During a session in the outdoor classroom, students record weather data, check the temperature of the pond and are asked to make 15 observations, written in complete sentences.
A visit to the O.C. acts to “stimulate real science, make it real for a kid,” he said.
On one day, they might observe carpenter ants moving in and out of a hole in a redbud tree branch (Oklahoma's state tree, O'Halloran points out). Bits of sawdust drop to the ground as the insects work.
Or they might see hummingbirds sip nectar from a trumpet vine that has been trained to grow up a tree trunk.
Another time, they might see a mother robin cutting a worm into three equal pieces for her babies to eat.
One of the classroom's residents, a female box turtle with a badly damaged shell and probable spinal damage, is a living illustration of O'Halloran's signature phrase: “Respect all life.”
The turtle is named “Hole in the Shell” for injuries suffered at the hands of someone who was trying to beat her to death 15 years ago. A student rescued the turtle and took her to school, where she has lived ever since.

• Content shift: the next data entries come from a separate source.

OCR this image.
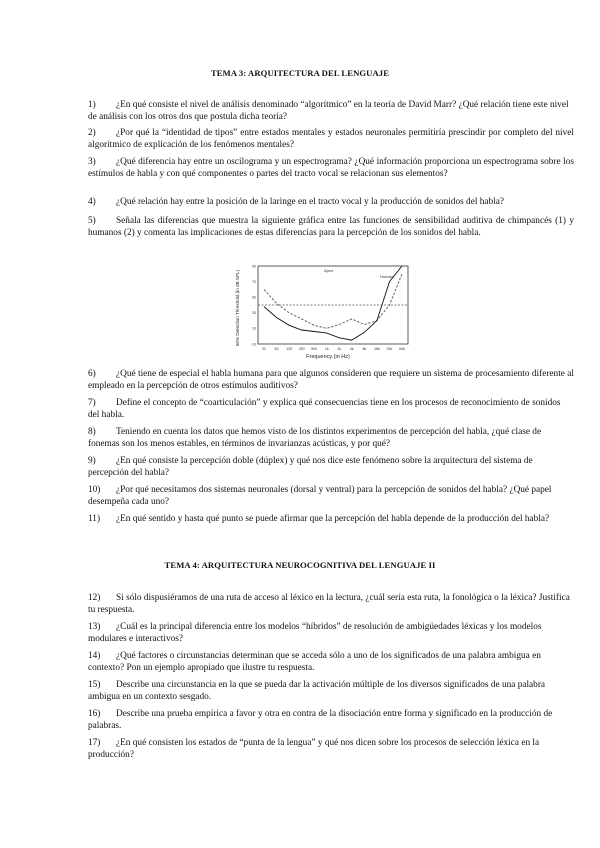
TEMA 3: ARQUITECTURA DEL LENGUAJE
1) ¿En qué consiste el nivel de análisis denominado “algorítmico” en la teoría de David Marr? ¿Qué relación tiene este nivel de análisis con los otros dos que postula dicha teoría?
2) ¿Por qué la “identidad de tipos” entre estados mentales y estados neuronales permitiría prescindir por completo del nivel algorítmico de explicación de los fenómenos mentales?
3) ¿Qué diferencia hay entre un oscilograma y un espectrograma? ¿Qué información proporciona un espectrograma sobre los estímulos de habla y con qué componentes o partes del tracto vocal se relacionan sus elementos?
4) ¿Qué relación hay entre la posición de la laringe en el tracto vocal y la producción de sonidos del habla?
5) Señala las diferencias que muestra la siguiente gráfica entre las funciones de sensibilidad auditiva de chimpancés (1) y humanos (2) y comenta las implicaciones de estas diferencias para la percepción de los sonidos del habla.
32 63 125 250 500 1k 2k 4k 8k 16k 32k 64k
-10
10
30
50
70
90
Frequency (in Hz)
50% Detection Threshold (in dB SPL)	Apes
Human
6) ¿Qué tiene de especial el habla humana para que algunos consideren que requiere un sistema de procesamiento diferente al empleado en la percepción de otros estímulos auditivos?
7) Define el concepto de “coarticulación” y explica qué consecuencias tiene en los procesos de reconocimiento de sonidos del habla.
8) Teniendo en cuenta los datos que hemos visto de los distintos experimentos de percepción del habla, ¿qué clase de fonemas son los menos estables, en términos de invarianzas acústicas, y por qué?
9) ¿En qué consiste la percepción doble (dúplex) y qué nos dice este fenómeno sobre la arquitectura del sistema de percepción del habla?
10) ¿Por qué necesitamos dos sistemas neuronales (dorsal y ventral) para la percepción de sonidos del habla? ¿Qué papel desempeña cada uno?
11) ¿En qué sentido y hasta qué punto se puede afirmar que la percepción del habla depende de la producción del habla?
TEMA 4: ARQUITECTURA NEUROCOGNITIVA DEL LENGUAJE II
12) Si sólo dispusiéramos de una ruta de acceso al léxico en la lectura, ¿cuál sería esta ruta, la fonológica o la léxica? Justifica tu respuesta.
13) ¿Cuál es la principal diferencia entre los modelos “híbridos” de resolución de ambigüedades léxicas y los modelos modulares e interactivos?
14) ¿Qué factores o circunstancias determinan que se acceda sólo a uno de los significados de una palabra ambigua en contexto? Pon un ejemplo apropiado que ilustre tu respuesta.
15) Describe una circunstancia en la que se pueda dar la activación múltiple de los diversos significados de una palabra ambigua en un contexto sesgado.
16) Describe una prueba empírica a favor y otra en contra de la disociación entre forma y significado en la producción de palabras.
17) ¿En qué consisten los estados de “punta de la lengua” y qué nos dicen sobre los procesos de selección léxica en la producción?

“She probably would not make it in the wild,” O'Halloran said.
Time for transition
O'Halloran's last day at Central is May 24. He is passing the outdoor classroom baton on to Shelly Langan, a life sciences teacher who joined the Central staff in February.
“From the moment I walked into that facility, Mr. O came up to me and started trying to teach me about it,” Langan said.
“He's so sincere about it. I have pestered him ever since to tell me more about it.”
Langan said she is thinking about introducing horned toads to the habitat, and teaching students to plant and tend vegetables that will serve as food for the animals.